Limbayong is also likely to be delayed due to its geological complexity and the fact that it struggled to get off the ground even in a more favourable oil and gas environment, according to Kapadia. A floating production storage and offloading vessel (FPSO) contract was due to be awarded in September 2019.
But no award was made and, under current market conditions, Petronas will be “even more reluctant to take the risks of going it alone” on a complex deepwater development, says Prateek Pandey, senior analyst at consultancy Rystad Energy. FIDs for Kelidang and Limbayong could slip as far as 2024 or 2025, he says.
Survival of the strongest
Only the most robust plans are likely to go ahead as scheduled. Thailand’s PTTEP has a strong balance sheet and, given a sales portfolio dominated by gas, potentially less incentive for major capex cuts,
Prasertrungruang says. Investments in the Erawan and Bongkot fields will continue as planned, according to PTTEP management
The Sakakemang development in Sumatra, Indonesia, operated by Spain’s Repsol, and the Jerun phase of Sapura-OMV SK408 gas fields off Sarawak, Malaysia, a joint venture between Mlocal firm Sapura Enegy and Austria’s OMV, may also see material 2020 progress, he says.

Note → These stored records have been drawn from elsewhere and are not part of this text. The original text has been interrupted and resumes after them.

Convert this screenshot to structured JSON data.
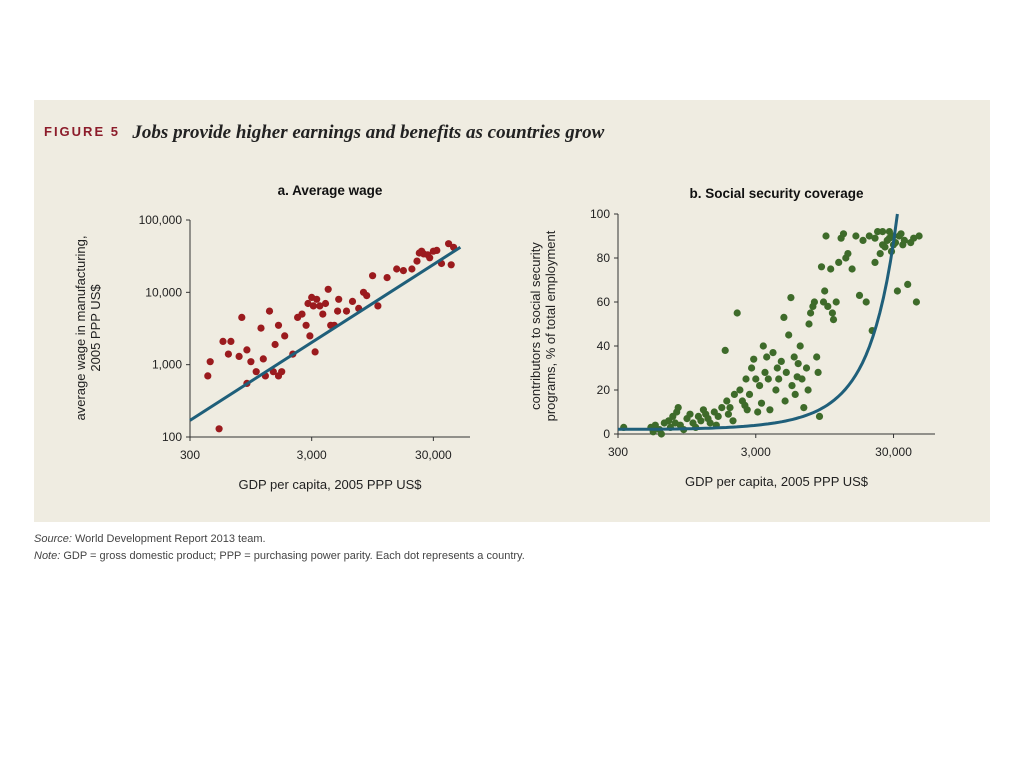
{
  "figure": {
    "label": "FIGURE 5",
    "title": "Jobs provide higher earnings and benefits as countries grow"
  },
  "colors": {
    "panel_bg": "#efece1",
    "wage_dots": "#9b1b1e",
    "coverage_dots": "#3e6b2a",
    "fit_line": "#1f5f7a",
    "label_accent": "#8c1c2a"
  },
  "notes": {
    "source_label": "Source:",
    "source_text": " World Development Report 2013 team.",
    "note_label": "Note:",
    "note_text": " GDP = gross domestic product; PPP = purchasing power parity. Each dot represents a country."
  },
  "chart_data": [
    {
      "type": "scatter",
      "title": "a.  Average wage",
      "xlabel": "GDP per capita, 2005 PPP US$",
      "ylabel_lines": [
        "average wage in manufacturing,",
        "2005 PPP US$"
      ],
      "x_scale": "log",
      "y_scale": "log",
      "xlim": [
        300,
        60000
      ],
      "ylim": [
        100,
        100000
      ],
      "x_ticks": [
        300,
        3000,
        30000
      ],
      "x_tick_labels": [
        "300",
        "3,000",
        "30,000"
      ],
      "y_ticks": [
        100,
        1000,
        10000,
        100000
      ],
      "y_tick_labels": [
        "100",
        "1,000",
        "10,000",
        "100,000"
      ],
      "trend_line": {
        "x": [
          300,
          50000
        ],
        "y": [
          170,
          42000
        ]
      },
      "points": [
        [
          420,
          700
        ],
        [
          440,
          1100
        ],
        [
          520,
          130
        ],
        [
          560,
          2100
        ],
        [
          620,
          1400
        ],
        [
          650,
          2100
        ],
        [
          760,
          1300
        ],
        [
          800,
          4500
        ],
        [
          880,
          1600
        ],
        [
          880,
          550
        ],
        [
          950,
          1100
        ],
        [
          1050,
          800
        ],
        [
          1150,
          3200
        ],
        [
          1200,
          1200
        ],
        [
          1250,
          700
        ],
        [
          1350,
          5500
        ],
        [
          1450,
          800
        ],
        [
          1500,
          1900
        ],
        [
          1600,
          3500
        ],
        [
          1600,
          700
        ],
        [
          1700,
          800
        ],
        [
          1800,
          2500
        ],
        [
          2100,
          1400
        ],
        [
          2300,
          4500
        ],
        [
          2500,
          5000
        ],
        [
          2700,
          3500
        ],
        [
          2800,
          7000
        ],
        [
          2900,
          2500
        ],
        [
          3000,
          8500
        ],
        [
          3100,
          6500
        ],
        [
          3200,
          1500
        ],
        [
          3300,
          8000
        ],
        [
          3500,
          6500
        ],
        [
          3700,
          5000
        ],
        [
          3900,
          7000
        ],
        [
          4100,
          11000
        ],
        [
          4300,
          3500
        ],
        [
          4600,
          3500
        ],
        [
          4900,
          5500
        ],
        [
          5000,
          8000
        ],
        [
          5800,
          5500
        ],
        [
          6500,
          7500
        ],
        [
          7300,
          6000
        ],
        [
          8000,
          10000
        ],
        [
          8500,
          9000
        ],
        [
          9500,
          17000
        ],
        [
          10500,
          6500
        ],
        [
          12500,
          16000
        ],
        [
          15000,
          21000
        ],
        [
          17000,
          20000
        ],
        [
          20000,
          21000
        ],
        [
          22000,
          27000
        ],
        [
          23000,
          35000
        ],
        [
          24000,
          37000
        ],
        [
          25000,
          34000
        ],
        [
          27000,
          33000
        ],
        [
          30000,
          37000
        ],
        [
          32000,
          38000
        ],
        [
          28000,
          30000
        ],
        [
          35000,
          25000
        ],
        [
          40000,
          47000
        ],
        [
          44000,
          42000
        ],
        [
          42000,
          24000
        ]
      ]
    },
    {
      "type": "scatter",
      "title": "b.  Social security coverage",
      "xlabel": "GDP per capita, 2005 PPP US$",
      "ylabel_lines": [
        "contributors to social security",
        "programs, % of total employment"
      ],
      "x_scale": "log",
      "y_scale": "linear",
      "xlim": [
        300,
        60000
      ],
      "ylim": [
        0,
        100
      ],
      "x_ticks": [
        300,
        3000,
        30000
      ],
      "x_tick_labels": [
        "300",
        "3,000",
        "30,000"
      ],
      "y_ticks": [
        0,
        20,
        40,
        60,
        80,
        100
      ],
      "y_tick_labels": [
        "0",
        "20",
        "40",
        "60",
        "80",
        "100"
      ],
      "trend_curve": {
        "x_start": 300,
        "x_end": 32000,
        "a": 2.14,
        "b": 0.0001188
      },
      "points": [
        [
          330,
          3
        ],
        [
          520,
          3
        ],
        [
          540,
          1
        ],
        [
          560,
          4
        ],
        [
          600,
          2
        ],
        [
          620,
          0
        ],
        [
          650,
          5
        ],
        [
          700,
          6
        ],
        [
          720,
          3
        ],
        [
          750,
          8
        ],
        [
          780,
          5
        ],
        [
          800,
          10
        ],
        [
          820,
          12
        ],
        [
          850,
          4
        ],
        [
          900,
          2
        ],
        [
          950,
          7
        ],
        [
          1000,
          9
        ],
        [
          1050,
          5
        ],
        [
          1100,
          3
        ],
        [
          1150,
          8
        ],
        [
          1200,
          6
        ],
        [
          1250,
          11
        ],
        [
          1300,
          9
        ],
        [
          1350,
          7
        ],
        [
          1400,
          5
        ],
        [
          1500,
          10
        ],
        [
          1550,
          4
        ],
        [
          1600,
          8
        ],
        [
          1700,
          12
        ],
        [
          1800,
          38
        ],
        [
          1850,
          15
        ],
        [
          1900,
          9
        ],
        [
          1950,
          12
        ],
        [
          2050,
          6
        ],
        [
          2100,
          18
        ],
        [
          2200,
          55
        ],
        [
          2300,
          20
        ],
        [
          2400,
          15
        ],
        [
          2500,
          13
        ],
        [
          2550,
          25
        ],
        [
          2600,
          11
        ],
        [
          2700,
          18
        ],
        [
          2800,
          30
        ],
        [
          2900,
          34
        ],
        [
          3000,
          25
        ],
        [
          3100,
          10
        ],
        [
          3200,
          22
        ],
        [
          3300,
          14
        ],
        [
          3400,
          40
        ],
        [
          3500,
          28
        ],
        [
          3600,
          35
        ],
        [
          3700,
          25
        ],
        [
          3800,
          11
        ],
        [
          4000,
          37
        ],
        [
          4200,
          20
        ],
        [
          4300,
          30
        ],
        [
          4400,
          25
        ],
        [
          4600,
          33
        ],
        [
          4800,
          53
        ],
        [
          4900,
          15
        ],
        [
          5000,
          28
        ],
        [
          5200,
          45
        ],
        [
          5400,
          62
        ],
        [
          5500,
          22
        ],
        [
          5700,
          35
        ],
        [
          5800,
          18
        ],
        [
          6000,
          26
        ],
        [
          6100,
          32
        ],
        [
          6300,
          40
        ],
        [
          6500,
          25
        ],
        [
          6700,
          12
        ],
        [
          7000,
          30
        ],
        [
          7200,
          20
        ],
        [
          7300,
          50
        ],
        [
          7500,
          55
        ],
        [
          7800,
          58
        ],
        [
          8000,
          60
        ],
        [
          8300,
          35
        ],
        [
          8500,
          28
        ],
        [
          8700,
          8
        ],
        [
          9000,
          76
        ],
        [
          9300,
          60
        ],
        [
          9500,
          65
        ],
        [
          9700,
          90
        ],
        [
          10000,
          58
        ],
        [
          10500,
          75
        ],
        [
          10800,
          55
        ],
        [
          11000,
          52
        ],
        [
          11500,
          60
        ],
        [
          12000,
          78
        ],
        [
          12500,
          89
        ],
        [
          13000,
          91
        ],
        [
          13500,
          80
        ],
        [
          14000,
          82
        ],
        [
          15000,
          75
        ],
        [
          16000,
          90
        ],
        [
          17000,
          63
        ],
        [
          18000,
          88
        ],
        [
          19000,
          60
        ],
        [
          20000,
          90
        ],
        [
          21000,
          47
        ],
        [
          22000,
          89
        ],
        [
          23000,
          92
        ],
        [
          24000,
          82
        ],
        [
          25000,
          86
        ],
        [
          26000,
          85
        ],
        [
          27000,
          88
        ],
        [
          28000,
          92
        ],
        [
          29000,
          83
        ],
        [
          30000,
          90
        ],
        [
          31000,
          87
        ],
        [
          32000,
          65
        ],
        [
          33000,
          90
        ],
        [
          34000,
          91
        ],
        [
          35000,
          86
        ],
        [
          36000,
          88
        ],
        [
          38000,
          68
        ],
        [
          40000,
          87
        ],
        [
          42000,
          89
        ],
        [
          44000,
          60
        ],
        [
          46000,
          90
        ],
        [
          30000,
          86
        ],
        [
          25000,
          92
        ],
        [
          22000,
          78
        ],
        [
          28000,
          89
        ]
      ]
    }
  ]
}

$30/bl Oil price below which many projects become unfeasible
Both projects benefit from breakeven costs below $30/bl and close proximity to infrastructure. The Sakakemang discovery—potentially the largest gas find in Indonesia since the early 2000s and one of the world’s 10 largest in the last year—is 25km from the Grissik gas plant, which serves the domestic Indonesian and Singapore markets. Repsol should also benefit from strong project partners in Petronas and Japan’s Mitsui.

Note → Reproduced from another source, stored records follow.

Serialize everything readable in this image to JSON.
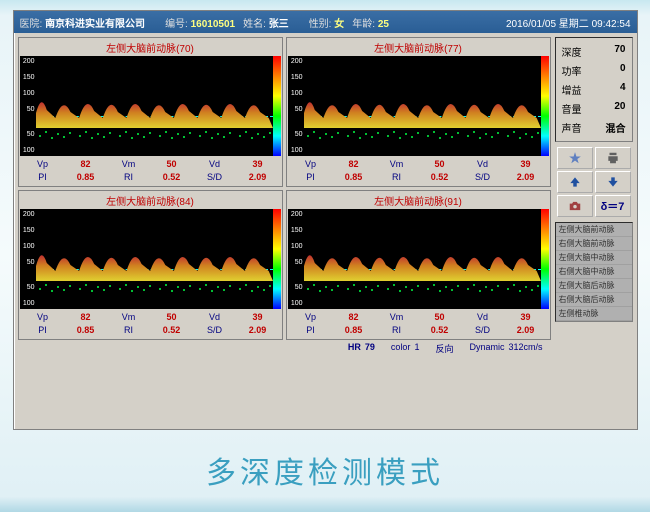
{
  "titlebar": {
    "hospital_label": "医院:",
    "hospital": "南京科进实业有限公司",
    "id_label": "编号:",
    "id": "16010501",
    "name_label": "姓名:",
    "name": "张三",
    "gender_label": "性别:",
    "gender": "女",
    "age_label": "年龄:",
    "age": "25",
    "datetime": "2016/01/05 星期二  09:42:54"
  },
  "panels": [
    {
      "title": "左侧大脑前动脉(70)",
      "metrics": {
        "Vp": "82",
        "Vm": "50",
        "Vd": "39",
        "PI": "0.85",
        "RI": "0.52",
        "SD": "2.09"
      }
    },
    {
      "title": "左侧大脑前动脉(77)",
      "metrics": {
        "Vp": "82",
        "Vm": "50",
        "Vd": "39",
        "PI": "0.85",
        "RI": "0.52",
        "SD": "2.09"
      }
    },
    {
      "title": "左侧大脑前动脉(84)",
      "metrics": {
        "Vp": "82",
        "Vm": "50",
        "Vd": "39",
        "PI": "0.85",
        "RI": "0.52",
        "SD": "2.09"
      }
    },
    {
      "title": "左侧大脑前动脉(91)",
      "metrics": {
        "Vp": "82",
        "Vm": "50",
        "Vd": "39",
        "PI": "0.85",
        "RI": "0.52",
        "SD": "2.09"
      }
    }
  ],
  "spectrum": {
    "y_ticks": [
      "200",
      "150",
      "100",
      "50",
      "",
      "50",
      "100"
    ],
    "wave_fill_top": "#c03030",
    "wave_fill_mid": "#d08020",
    "wave_fill_bot": "#e0d030",
    "colorbar": [
      "#ff0000",
      "#ff8000",
      "#ffff00",
      "#00ff00",
      "#00ffff",
      "#0000ff"
    ]
  },
  "metric_labels": {
    "Vp": "Vp",
    "Vm": "Vm",
    "Vd": "Vd",
    "PI": "PI",
    "RI": "RI",
    "SD": "S/D"
  },
  "params": {
    "depth": {
      "label": "深度",
      "value": "70"
    },
    "power": {
      "label": "功率",
      "value": "0"
    },
    "gain": {
      "label": "增益",
      "value": "4"
    },
    "volume": {
      "label": "音量",
      "value": "20"
    },
    "sound": {
      "label": "声音",
      "value": "混合"
    }
  },
  "delta": "δ＝7",
  "vessels": [
    "左侧大脑前动脉",
    "右侧大脑前动脉",
    "左侧大脑中动脉",
    "右侧大脑中动脉",
    "左侧大脑后动脉",
    "右侧大脑后动脉",
    "左侧椎动脉",
    "右侧椎动脉",
    "基底动脉"
  ],
  "bottom": {
    "hr_label": "HR",
    "hr": "79",
    "color_label": "color",
    "color": "1",
    "dir_label": "反向",
    "dyn_label": "Dynamic",
    "dyn": "312cm/s"
  },
  "caption": "多深度检测模式"
}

Assuming a conservative $3/bl oe net present value for the gas discovery implies a gross value of $1bn, according to Akap Energy data. Robust domestic gas demand, the link to Singapore and other potential export markets should support swift field development. The question mark, Kapadia says, is that Repsol is promising a €1bn capex cut for 2020, which may postpone work to take Sakakemang forward in the short-term.
Sapura-OMV's Jerun development looks more immediately investable, in Kapadia’s view. For one, it would be the second phase of an existing development, where the first phase can deliver cost recovery. The joint venture and its partner Shell should also “be in a strong enough financial position” to proceed.